Here I must wait until some human or other decides to go in or out. (And they call my kind indecisive about which side of the door we wish to be on!) While waiting, I clean the litter from behind my nails and generally put the Ritz on my topcoat. A neat appearance does a lot for a gentleman with notions of a romantic nature. I figure that having played the hero and saved the Divine Yvette's life, she should be ready for a very hot reunion. And this time no Midnight Louise lurks to put the kibosh on love and the other facts of life.
At last a maid's cart clatters down the hall. I dash over while the maid is inside a room, and stow away behind stacks of extra toilet paper. As color goes, toilet paper is not the ideal hideaway for me, but it is also stored so low that the maids reach down for a roll without really looking.
I spend an idle hour or two on a slow boat to delight, batting toilet-paper rolls toward the maid's reaching hands, until we are back to Yvette's door. With the turn of a passkey, the maid is in. Behind her back, Midnight Louie is busted out and at large.
I have already explored this public terrain from beneath Miss Savannah Ashleigh's dressing gown, so I streak for the bedroom where the Divine One hangs out. No one is at home but my darling, and she is not in her carrier! My heart and other romantically motivated parts of my anatomy quicken as I leap upon the bed beside her.
Her little pink nose is cherry-red. I detect a pathetic sniffle.
" Ma cher, are you indisposed?" I ask with sinking heart and other parts. "Have you been in a blue mood?"
"I am always in a blue mood lately, Louie," she confesses. "I do not know what is wrong.
When my mistress took me to the veterinarian yesterday, they did all sorts of nasty tests. My mistress was very upset. I heard her in the vet's private office. I am af
raid I might have contracted some dread tropical disease from that phony lagoon. And I am so tired after that dreadful dunking yesterday. It has ruined my hair!"

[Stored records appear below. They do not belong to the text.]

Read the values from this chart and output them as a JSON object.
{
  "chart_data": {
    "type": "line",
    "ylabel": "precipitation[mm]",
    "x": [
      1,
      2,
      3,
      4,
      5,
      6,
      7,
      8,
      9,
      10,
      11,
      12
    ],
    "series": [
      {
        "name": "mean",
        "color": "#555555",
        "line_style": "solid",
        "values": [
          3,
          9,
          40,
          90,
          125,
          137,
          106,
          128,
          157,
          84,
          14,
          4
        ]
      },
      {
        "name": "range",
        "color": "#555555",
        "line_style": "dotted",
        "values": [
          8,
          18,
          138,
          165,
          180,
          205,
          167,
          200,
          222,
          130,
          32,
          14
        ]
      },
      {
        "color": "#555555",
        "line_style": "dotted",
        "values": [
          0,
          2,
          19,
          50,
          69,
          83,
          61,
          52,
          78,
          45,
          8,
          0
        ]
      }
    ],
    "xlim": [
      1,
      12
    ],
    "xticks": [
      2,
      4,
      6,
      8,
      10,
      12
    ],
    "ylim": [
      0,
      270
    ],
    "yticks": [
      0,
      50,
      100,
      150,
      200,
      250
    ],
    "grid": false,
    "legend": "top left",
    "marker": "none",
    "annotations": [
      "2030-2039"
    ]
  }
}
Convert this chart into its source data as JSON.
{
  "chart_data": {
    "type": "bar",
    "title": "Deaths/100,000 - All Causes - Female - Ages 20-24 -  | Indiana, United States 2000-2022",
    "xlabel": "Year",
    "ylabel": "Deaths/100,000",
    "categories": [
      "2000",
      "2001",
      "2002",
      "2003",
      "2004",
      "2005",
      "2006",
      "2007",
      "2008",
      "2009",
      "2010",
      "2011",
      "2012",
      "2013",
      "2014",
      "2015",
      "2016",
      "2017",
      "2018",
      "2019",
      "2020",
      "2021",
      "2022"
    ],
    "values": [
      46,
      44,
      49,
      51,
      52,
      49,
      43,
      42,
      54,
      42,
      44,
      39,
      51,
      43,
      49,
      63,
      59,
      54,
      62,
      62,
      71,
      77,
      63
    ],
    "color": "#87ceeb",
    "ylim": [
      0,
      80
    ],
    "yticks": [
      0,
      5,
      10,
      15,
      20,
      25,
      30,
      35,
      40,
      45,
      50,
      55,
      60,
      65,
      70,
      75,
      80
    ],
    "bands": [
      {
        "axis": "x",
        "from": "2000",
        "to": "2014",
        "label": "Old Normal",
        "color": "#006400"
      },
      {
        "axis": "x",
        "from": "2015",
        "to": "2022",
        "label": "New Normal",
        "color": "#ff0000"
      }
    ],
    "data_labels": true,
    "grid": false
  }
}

I see that despite some quick licks and a human attempt at combing, the Divine Yvette's fur still has a shopworn, bedraggled look. Those Persian coats are murder to keep up! I am often glad I wear a close-cropped, plain old American alley-cat coat. Just a shake and a damp-down keeps it glossy and styleable.
"Your hair is lovely," I lie. That is what guys do when the light of their life is growing dim over a hangnail or whatever. "I have heard that the Mirage puts only the purest distilled water in its lagoon, and distilled water was used for bathing in the time of the Egyptians."
"Cleopatra bathed in milk, I heard."
"For her, milk. Yes. But for the queen of our kind, only the purest distilled water."
The tiny black vertical frown lines on my beloved's forehead crease. "Does not distillation take engines and machines and such? Did the ancient Egyptians have all that?"
I can see that she wants to believe me, but needs more reason. "Tut-tut," I say. "The Egyptians did brain surgery. These humans used to be a lot smarter than they look. And, now, if I may just lick a lock of your ruff into place--"
"Lou-ie," she answers with a short purr of forbidden delight. She coils into a kittenish comma, curling her forelegs, in their pale gray striped stockings, against her chest. What a living doll!
I can see my moment coming. For the fact is, in my species the female is not exactly enthusiastic about certain natural acts. She is often not in the mood. Even when the stars and hormones are in conjunction, she is tricky to approach. She is not disposed to let any of the male sex behind her, will even hiss and bat a suitor away, no matter how sincere. Sometimes it is necessary for the male to declare his superiority by taking the bit into his teeth: he nips a bit of skin at the back of her neck and forges ahead, ignoring all yowls, scratches and protests.
I do not know why it is so difficult. But I have never known the male of any species to have an easy time persuading the lady of his choice into the position of his need.